如何找到以下代码的最坏情况的复杂性？

Question

Need to know the worst-case complexity of the following code, would be grateful if you could provide the steps of how to solve it. I was thinking of the answer n^3logn, but not sure.

int complexity(int n)
  int i,j,c
  for(i=1; i < n; i=i*3)
    for(j=n; j < n*n; j++)
      c++
  for(i=c; i > 0; i--)
    if(random(0...999) > 0)
      for(j=0; j < 3*n; j++)
        c++
    else
      for(j=2*n*n; j > 0; j--)
        c++
  return c

Answer 1

Let's look at the first nested loop

for(i=1; i < n; i=i*3)
    for(j=n; j < n*n; j++)
        c++

The outer loop runs log(n) times [log base 3, but base changes is multiplying by a constant which does not effect the asymptotic complexity] and the inner loop n^2 times, thus after this loop c = n^2 * log(n) .

For the second loop:

for(i=c; i > 0; i--)
    if(random(0...999) > 0)
       for(j=0; j < 3*n; j++)
          c++
   else
      for(j=2*n*n; j > 0; j--)
        c++

In the worst case the else case always happens, so we can modify it to

for(i=c; i > 0; i--)
  for(j=2*n*n; j > 0; j--)
    c++

The outer loop happens c times, which is O(n^2 * log(n)) and the inner loop increments c by 2*n^2 , so c is incremented by 2 * n^2 * n^2 * log(n) , adding the initial value we get that c (and thus the overall complexity) is in O(2*n^4*log(n) + n^2 * log(n)) = O(n^4 * log(n))

Answer 2

I hope I'm not just doing your homework for you. In future I recommend showing your thought processes thus far, rather than just your final answer.

Let's look at this code one section at a time.

int complexity(int n)
    int i,j,c
    for(i=1; i < n; i=i*3)
        for(j=n; j < n*n; j++)
            c++

So in the outer loop, i goes from 1 to n, but each time i is tripled. This means it will finish after log_3(n) loops. Changing base of log is just a constant factor, which doesn't matter in computational complexity, so we can just say log(n).

The inner loop has j going from n to n^2. O(n^2 - n) = O(n^2) since lower powers are dwarfed by higher ones (ie quadratic dwarfs linear).

So putting this all together, the first section has computational complexity O(n^2 logn). Now let's look at the second section.

for(i=c; i > 0; i--)
    if(random(0...999) > 0)
        for(j=0; j < 3*n; j++)
            c++
    else
        for(j=2*n*n; j > 0; j--)
            c++
return c

Now because the outer loop's initialization depends on c, we need to know what c is. c was incremented every time in the first two nested loops, so c's value is proportional to n^2 logn. Thus the outer loop will run O(n^2 logn) times.

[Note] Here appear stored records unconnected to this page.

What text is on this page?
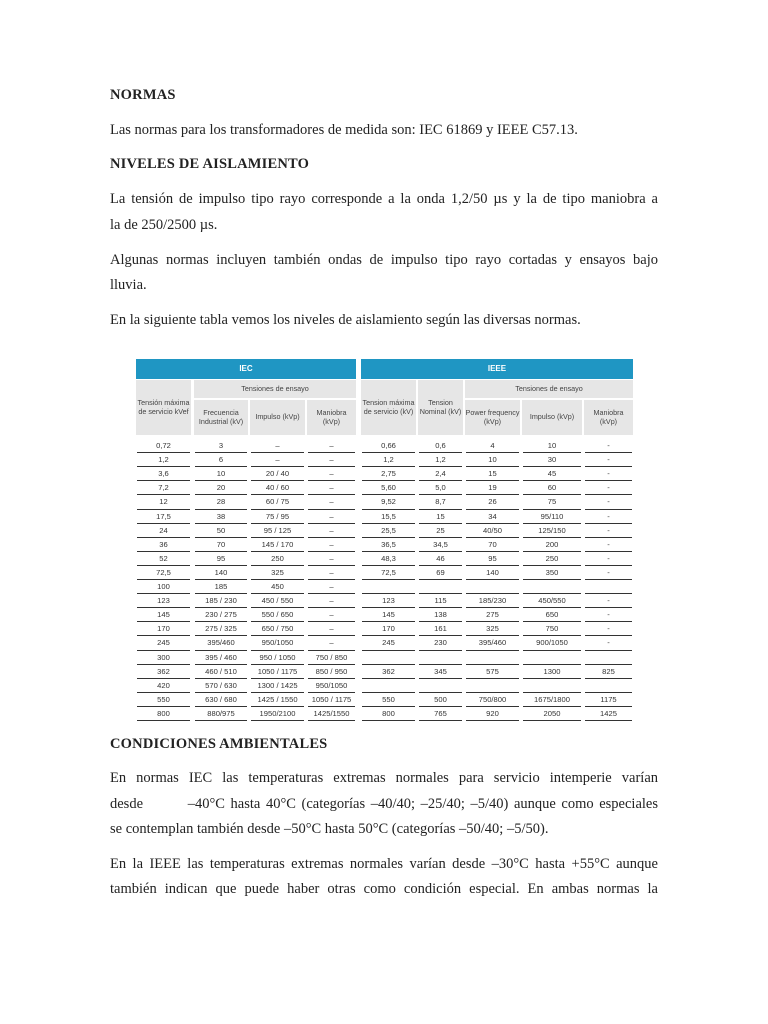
NORMAS

Las normas para los transformadores de medida son: IEC 61869 y IEEE C57.13.

NIVELES DE AISLAMIENTO

La tensión de impulso tipo rayo corresponde a la onda 1,2/50 µs y la de tipo maniobra a

la de 250/2500 µs.

Algunas normas incluyen también ondas de impulso tipo rayo cortadas y ensayos bajo

lluvia.

En la siguiente tabla vemos los niveles de aislamiento según las diversas normas.

IEC	IEEE
Tensión máxima de servicio kVef
Tensiones de ensayo
Frecuencia Industrial (kV)	Impulso (kVp)	Maniobra (kVp)
Tension máxima de servicio (kV)
Tension Nominal (kV)
Tensiones de ensayo
Power frequency (kVp)	Impulso (kVp)	Maniobra (kVp)
0,72	3	–	–	0,66	0,6	4	10	-
1,2	6	–	–	1,2	1,2	10	30	-
3,6	10	20 / 40	–	2,75	2,4	15	45	-
7,2	20	40 / 60	–	5,60	5,0	19	60	-
12	28	60 / 75	–	9,52	8,7	26	75	-
17,5	38	75 / 95	–	15,5	15	34	95/110	-
24	50	95 / 125	–	25,5	25	40/50	125/150	-
36	70	145 / 170	–	36,5	34,5	70	200	-
52	95	250	–	48,3	46	95	250	-
72,5	140	325	–	72,5	69	140	350	-
100	185	450	–
123	185 / 230	450 / 550	–	123	115	185/230	450/550	-
145	230 / 275	550 / 650	–	145	138	275	650	-
170	275 / 325	650 / 750	–	170	161	325	750	-
245	395/460	950/1050	–	245	230	395/460	900/1050	-
300	395 / 460	950 / 1050	750 / 850
362	460 / 510	1050 / 1175	850 / 950	362	345	575	1300	825
420	570 / 630	1300 / 1425	950/1050
550	630 / 680	1425 / 1550	1050 / 1175	550	500	750/800	1675/1800	1175
800	880/975	1950/2100	1425/1550	800	765	920	2050	1425

CONDICIONES AMBIENTALES

En normas IEC las temperaturas extremas normales para servicio intemperie varían

desde        –40°C hasta 40°C (categorías –40/40; –25/40; –5/40) aunque como especiales

se contemplan también desde –50°C hasta 50°C (categorías –50/40; –5/50).

En la IEEE las temperaturas extremas normales varían desde –30°C hasta +55°C aunque

también indican que puede haber otras como condición especial. En ambas normas la
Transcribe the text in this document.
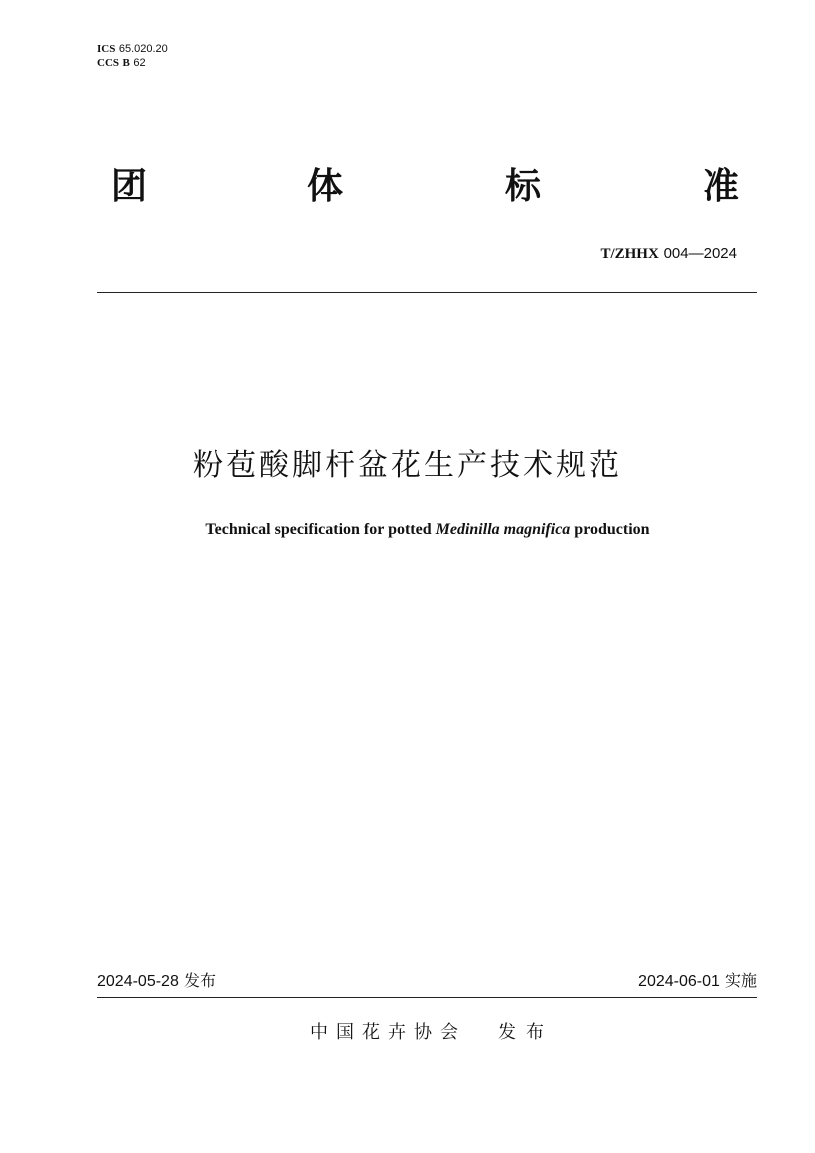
ICS 65.020.20
CCS B 62
团	体	标	准
T/ZHHX 004—2024
粉苞酸脚杆盆花生产技术规范
Technical specification for potted Medinilla magnifica production
2024-05-28 发布	2024-06-01 实施
中国花卉协会 发布
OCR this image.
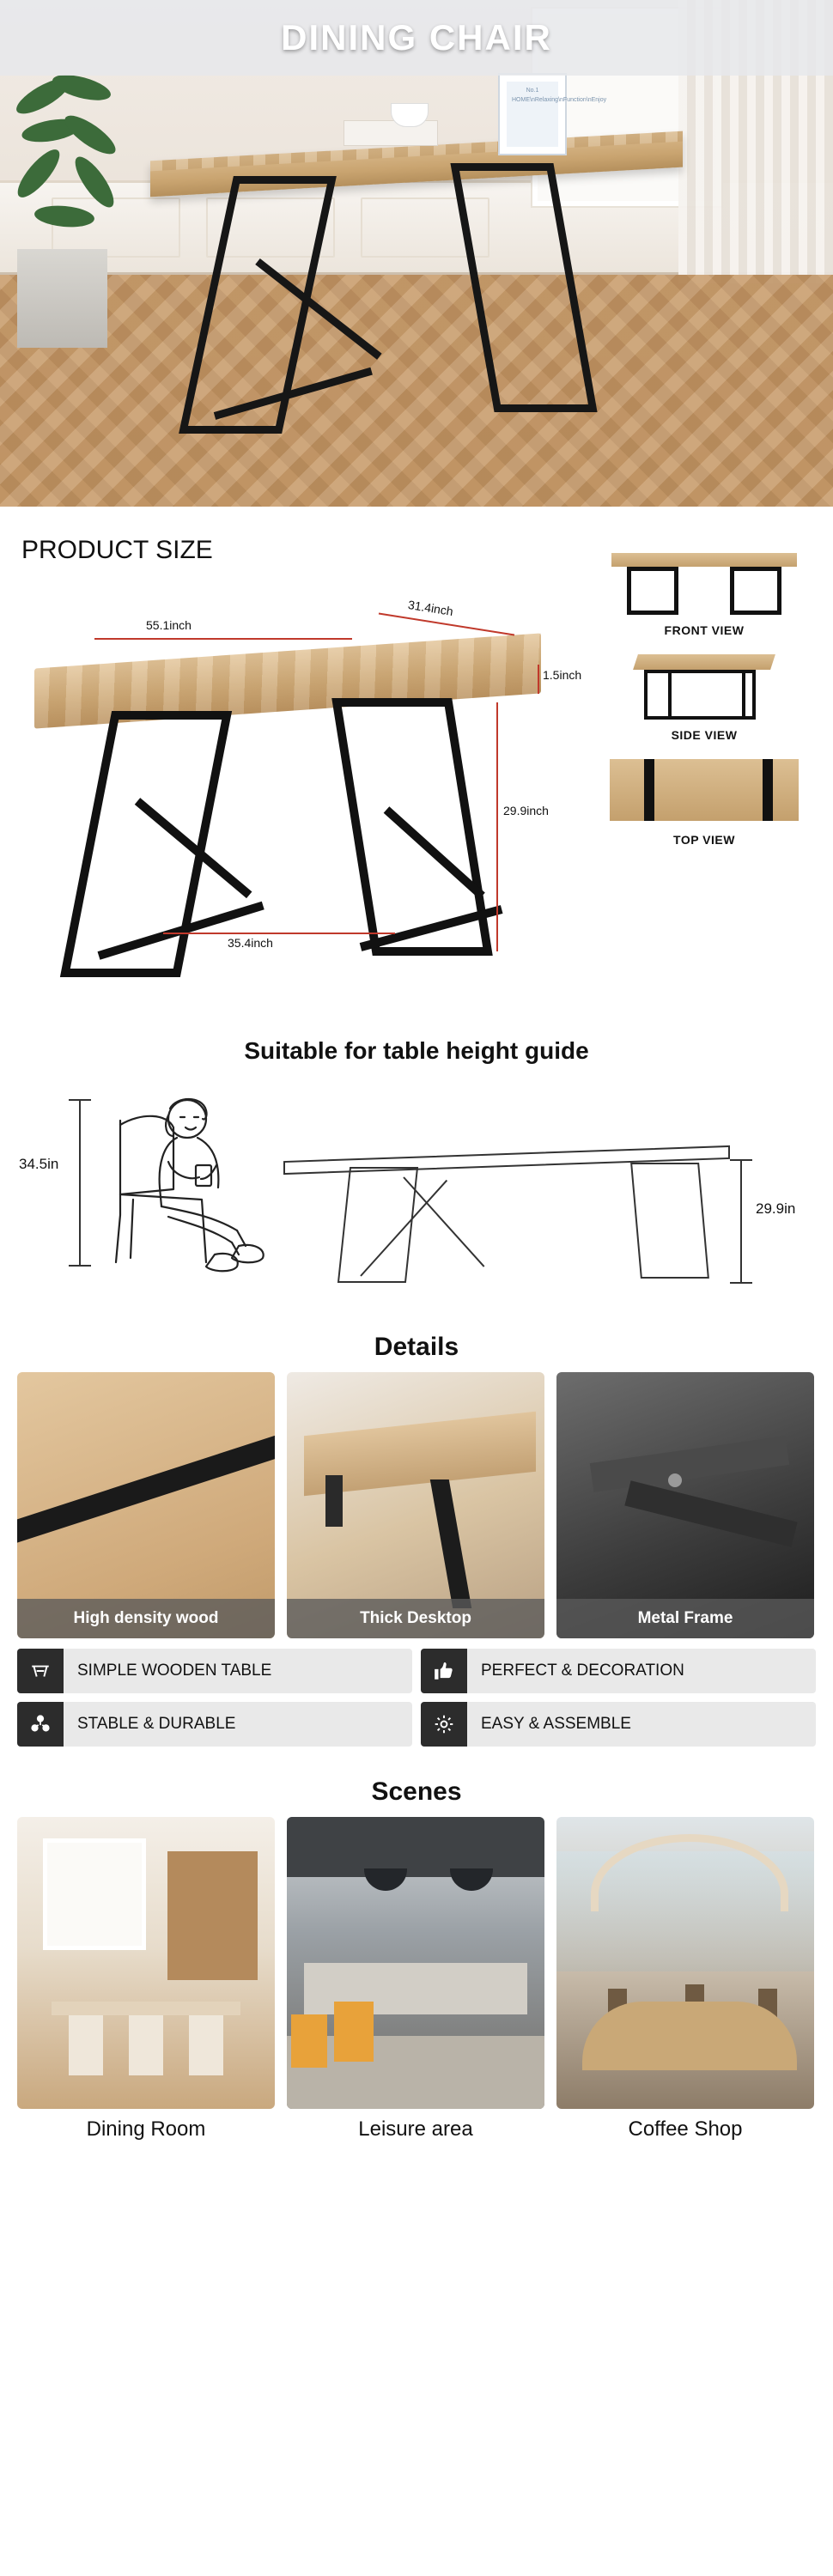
No.1 HOME\nRelaxing\nFunction\nEnjoy
DINING CHAIR
PRODUCT SIZE
55.1inch
31.4inch
1.5inch
29.9inch
35.4inch
FRONT VIEW
SIDE VIEW
TOP VIEW
Suitable for table height guide
34.5in
29.9in
Details
High density wood	Thick Desktop	Metal Frame
SIMPLE WOODEN TABLE	PERFECT & DECORATION
STABLE & DURABLE	EASY & ASSEMBLE
Scenes
Dining Room	Leisure area	Coffee Shop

For the inner loops, remember we are always considering the worst-case scenario. So the random number generator is a bit misleading: compute the computational complexity of both j loops, and assume the worst case always happens.

The first j loop goes from 0 to 3n, which is simply O(n). The second j loop goes from 2n^2 to 0 which is simply O(n^2). Since the second case is worse, we assume it always happens (even though this is highly improbable). So the inner loop is O(n^2).

Multiplying the two nested loops together, we get O(n^2 logn xn^2) = O(n^4 logn).

Finally, remember we have to see which of the two sections dominated. The first section was O(n^2 logn) and the second was O(n^4 logn), so we want O(n^2 logn + n^4 logn). The latter term obviously dominates, so the final answer is O(n^4 logn).

Hope this helps. Please ask if some part was unclear.

ps The current top answer states that c will be ~n^3/3. Because i is tripling every time, this is incorrect; it will be n^2 log_3(n). Otherwise their work is correct.

Answer 3

The way to solve this is to work out a formula that gives c as a function of n . (We can use the number of c++ operations as a proxy for the overall number of operations.)

In this case, the random function means that you can't get an exact formula. But you can work out two formulae, one for the case where random always returns zero, and the other for the case where random always returns > zero.

How do you work out the formula / formulae? Maths!

Hint: the worst-case will be one of the two cases that I mentioned above. (Which one? The one whose complexity is worst, of course!)